ПЮрЕ, литературный проектЕлена Чернова 03 января 2015 в 18:11
в преддверии
Литературный анекдот в стиле Д. Хармса
Едет как-то по Баварии, в преддверии Нового года, в тарантасе скрипач Паганини. И встречает в кибитке путешествующего писателя Толстого.
- Приветствую вас, Лев Николаевич, - говорит Паганини. – А не желаете ли вы, сударь, сделать остановку в ближайшем постоялом дворе? И не составите ли мне компанию на партию в шашки?
- С удовольствием, маэстро Паганини, - отвечает охочий до всяких азартных игр Толстой.
После партии в шашки игроки перешли к картам. Толстой, как обычно, все проиграл: имение в Ясной Поляне и гонорар за весь тираж «Войны и мир».

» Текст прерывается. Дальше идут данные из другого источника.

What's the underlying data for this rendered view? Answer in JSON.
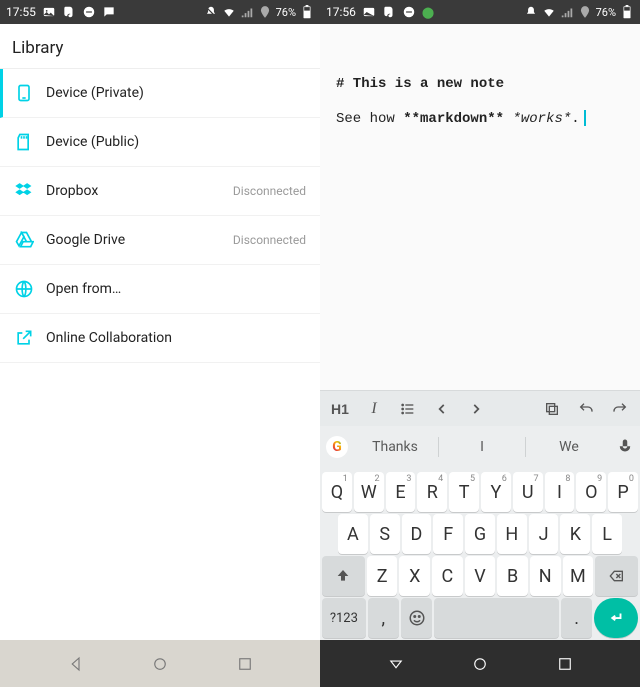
{
  "left": {
    "status": {
      "time": "17:55",
      "battery": "76%"
    },
    "header": "Library",
    "items": [
      {
        "label": "Device (Private)",
        "status": "",
        "selected": true
      },
      {
        "label": "Device (Public)",
        "status": ""
      },
      {
        "label": "Dropbox",
        "status": "Disconnected"
      },
      {
        "label": "Google Drive",
        "status": "Disconnected"
      },
      {
        "label": "Open from…",
        "status": ""
      },
      {
        "label": "Online Collaboration",
        "status": ""
      }
    ]
  },
  "right": {
    "status": {
      "time": "17:56",
      "battery": "76%"
    },
    "note": {
      "h1_raw": "# This is a new note",
      "body_pre": "See how ",
      "body_bold_raw": "**markdown**",
      "body_mid": " ",
      "body_italic_raw": "*works*",
      "body_post": "."
    },
    "toolbar": {
      "h1": "H1",
      "italic": "I"
    },
    "suggestions": {
      "a": "Thanks",
      "b": "I",
      "c": "We"
    },
    "keyboard": {
      "row1": [
        "Q",
        "W",
        "E",
        "R",
        "T",
        "Y",
        "U",
        "I",
        "O",
        "P"
      ],
      "row1_sup": [
        "1",
        "2",
        "3",
        "4",
        "5",
        "6",
        "7",
        "8",
        "9",
        "0"
      ],
      "row2": [
        "A",
        "S",
        "D",
        "F",
        "G",
        "H",
        "J",
        "K",
        "L"
      ],
      "row3": [
        "Z",
        "X",
        "C",
        "V",
        "B",
        "N",
        "M"
      ],
      "sym": "?123",
      "comma": ",",
      "period": "."
    }
  }
}
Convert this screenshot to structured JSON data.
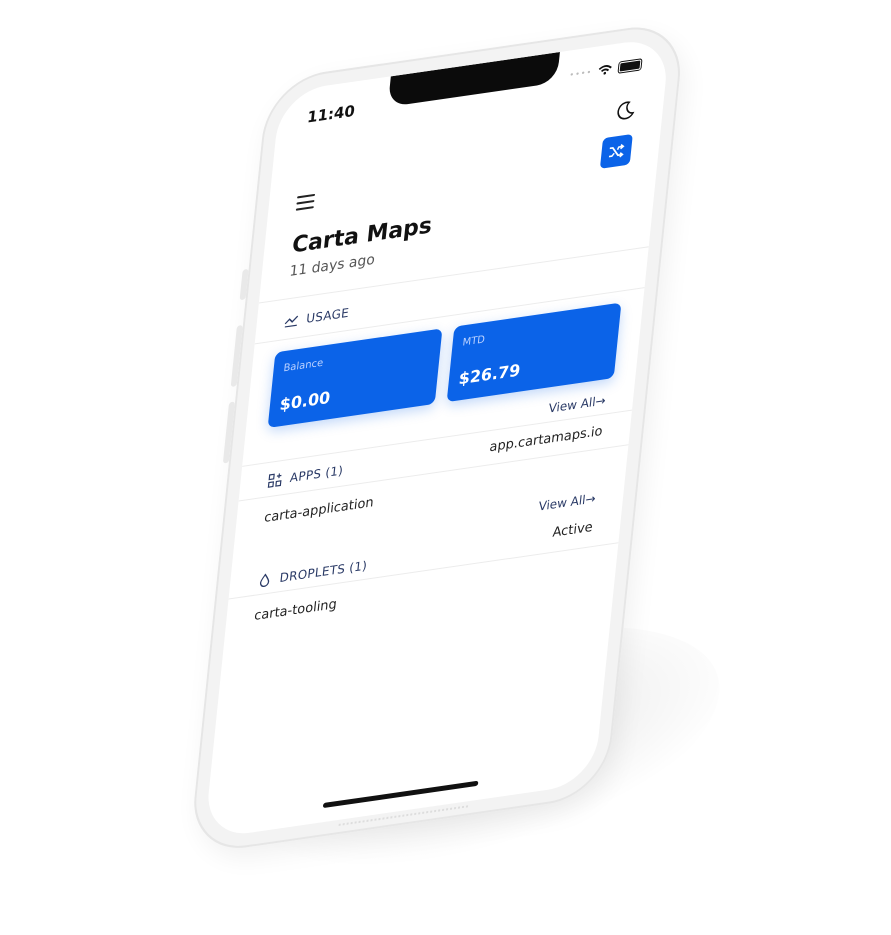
{
  "status_bar": {
    "time": "11:40"
  },
  "header": {
    "title": "Carta Maps",
    "subtitle": "11 days ago"
  },
  "usage": {
    "heading": "USAGE",
    "balance": {
      "label": "Balance",
      "value": "$0.00"
    },
    "mtd": {
      "label": "MTD",
      "value": "$26.79"
    }
  },
  "apps": {
    "view_all": "View All→",
    "heading": "APPS (1)",
    "items": [
      {
        "name": "carta-application",
        "detail": "app.cartamaps.io"
      }
    ]
  },
  "droplets": {
    "view_all": "View All→",
    "heading": "DROPLETS (1)",
    "items": [
      {
        "name": "carta-tooling",
        "status": "Active"
      }
    ]
  },
  "colors": {
    "accent": "#0b63e8",
    "section_text": "#2a3a66"
  }
}
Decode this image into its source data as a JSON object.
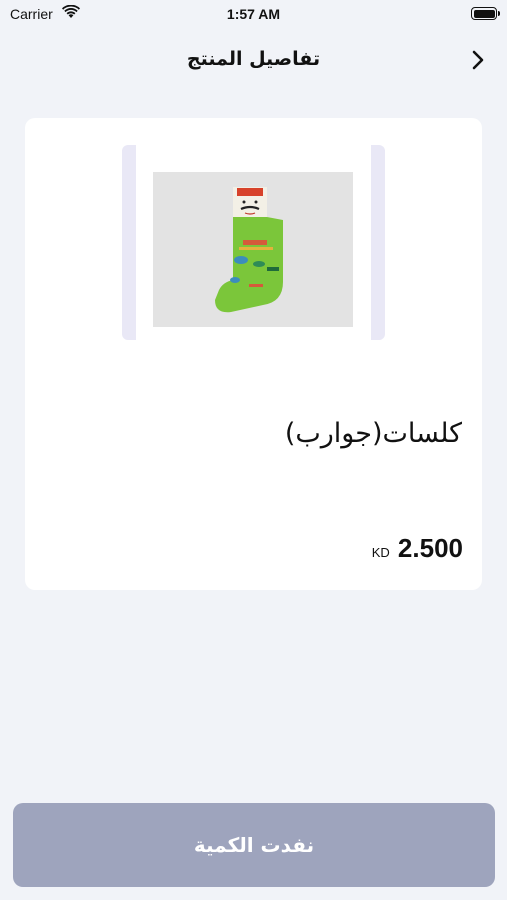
{
  "status_bar": {
    "carrier": "Carrier",
    "time": "1:57 AM"
  },
  "header": {
    "title": "تفاصيل المنتج",
    "back_icon": "chevron-right-icon"
  },
  "product": {
    "name": "كلسات(جوارب)",
    "price": "2.500",
    "currency": "KD"
  },
  "footer": {
    "button_label": "نفدت الكمية"
  },
  "colors": {
    "background": "#f1f3f8",
    "card": "#ffffff",
    "button_disabled": "#9ea4bd",
    "image_frame": "#e9e8f6"
  }
}
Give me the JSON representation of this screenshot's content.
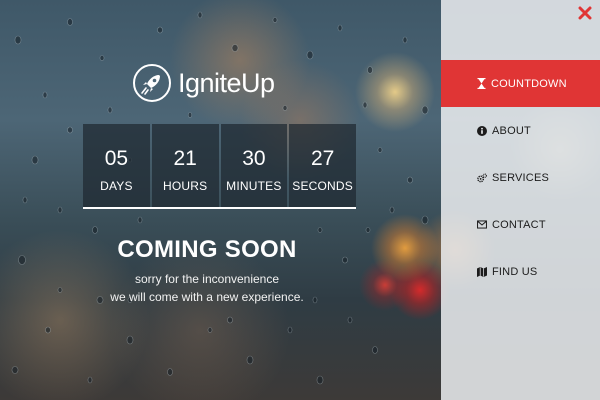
{
  "brand": {
    "name": "IgniteUp"
  },
  "countdown": [
    {
      "value": "05",
      "label": "DAYS"
    },
    {
      "value": "21",
      "label": "HOURS"
    },
    {
      "value": "30",
      "label": "MINUTES"
    },
    {
      "value": "27",
      "label": "SECONDS"
    }
  ],
  "headline": "COMING SOON",
  "subtitle_line1": "sorry for the inconvenience",
  "subtitle_line2": "we will come with a new experience.",
  "menu": {
    "close_icon": "close-x-icon",
    "accent_color": "#e03535",
    "items": [
      {
        "label": "COUNTDOWN",
        "icon": "hourglass-icon",
        "active": true
      },
      {
        "label": "ABOUT",
        "icon": "info-icon",
        "active": false
      },
      {
        "label": "SERVICES",
        "icon": "gears-icon",
        "active": false
      },
      {
        "label": "CONTACT",
        "icon": "envelope-icon",
        "active": false
      },
      {
        "label": "FIND US",
        "icon": "map-icon",
        "active": false
      }
    ]
  }
}
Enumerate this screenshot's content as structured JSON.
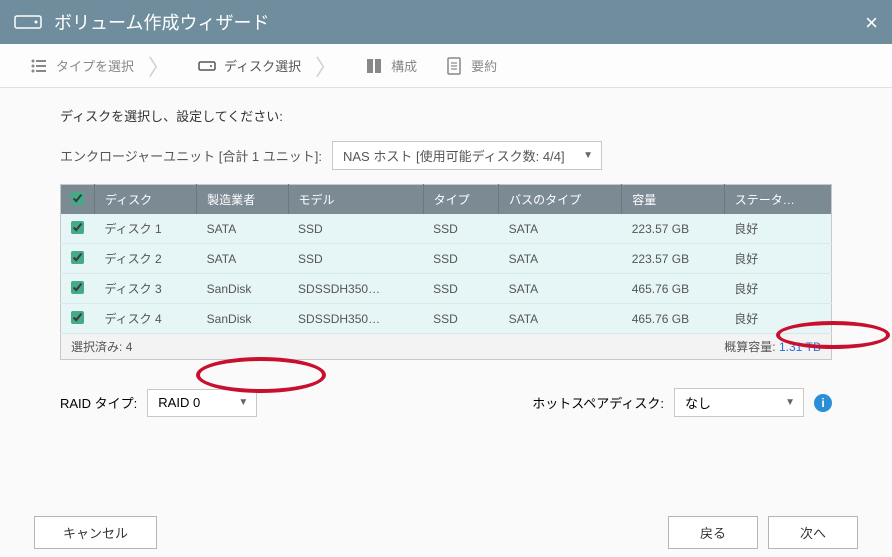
{
  "titlebar": {
    "title": "ボリューム作成ウィザード"
  },
  "steps": {
    "s1": "タイプを選択",
    "s2": "ディスク選択",
    "s3": "構成",
    "s4": "要約"
  },
  "instruction": "ディスクを選択し、設定してください:",
  "enclosure": {
    "label": "エンクロージャーユニット [合計 1 ユニット]:",
    "selected": "NAS ホスト [使用可能ディスク数: 4/4]"
  },
  "columns": {
    "disk": "ディスク",
    "maker": "製造業者",
    "model": "モデル",
    "type": "タイプ",
    "bus": "バスのタイプ",
    "capacity": "容量",
    "status": "ステータ…"
  },
  "rows": [
    {
      "disk": "ディスク 1",
      "maker": "SATA",
      "model": "SSD",
      "type": "SSD",
      "bus": "SATA",
      "capacity": "223.57 GB",
      "status": "良好"
    },
    {
      "disk": "ディスク 2",
      "maker": "SATA",
      "model": "SSD",
      "type": "SSD",
      "bus": "SATA",
      "capacity": "223.57 GB",
      "status": "良好"
    },
    {
      "disk": "ディスク 3",
      "maker": "SanDisk",
      "model": "SDSSDH350…",
      "type": "SSD",
      "bus": "SATA",
      "capacity": "465.76 GB",
      "status": "良好"
    },
    {
      "disk": "ディスク 4",
      "maker": "SanDisk",
      "model": "SDSSDH350…",
      "type": "SSD",
      "bus": "SATA",
      "capacity": "465.76 GB",
      "status": "良好"
    }
  ],
  "footer": {
    "selected_label": "選択済み:",
    "selected_count": "4",
    "capacity_label": "概算容量:",
    "capacity_value": "1.31 TB"
  },
  "raid": {
    "type_label": "RAID タイプ:",
    "type_value": "RAID 0",
    "hotspare_label": "ホットスペアディスク:",
    "hotspare_value": "なし"
  },
  "buttons": {
    "cancel": "キャンセル",
    "back": "戻る",
    "next": "次へ"
  }
}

- А что? - ударил в ладони радостно Никколо. - Не отметить ли нашу встречу в ресторации?
И два знаменитых господина вошли в трактир, где весело, за кружкой пива, и кутили - до самого утра.
- Господа, пора и честь знать, - сказал засидевшимся посетителям трактирщик. – Да и платить вам, кажется, уже ничем.
- Да ерунда, - воскликнул Паганини. – Вот, отдаю самое дорогое! Скрипка Гварнери! Взамен на пинту пива мне и моему сокамернику. Простите, Лев. Не хотел вас обидеть. Со-то-ва-рищу по несчастью!
- Отчего же это – по несчастью? - с усмешкой спросил трактирщик.
- Т-с, - ответил Паганини таинственно. – Только по секрету, идет?
И Паганини шепнул что-то на ухо трактирщику. Тот побледнел и перекрестился.
- Вот, дьявол! – воскликнул он. И хотел было тут же ретироваться. Но Никколо ухватил трактирщика за рукав.
- Постой, малый! Не гневи бога! Какой тут дьявол! Видишь - смиренные прихожане пьют пиво.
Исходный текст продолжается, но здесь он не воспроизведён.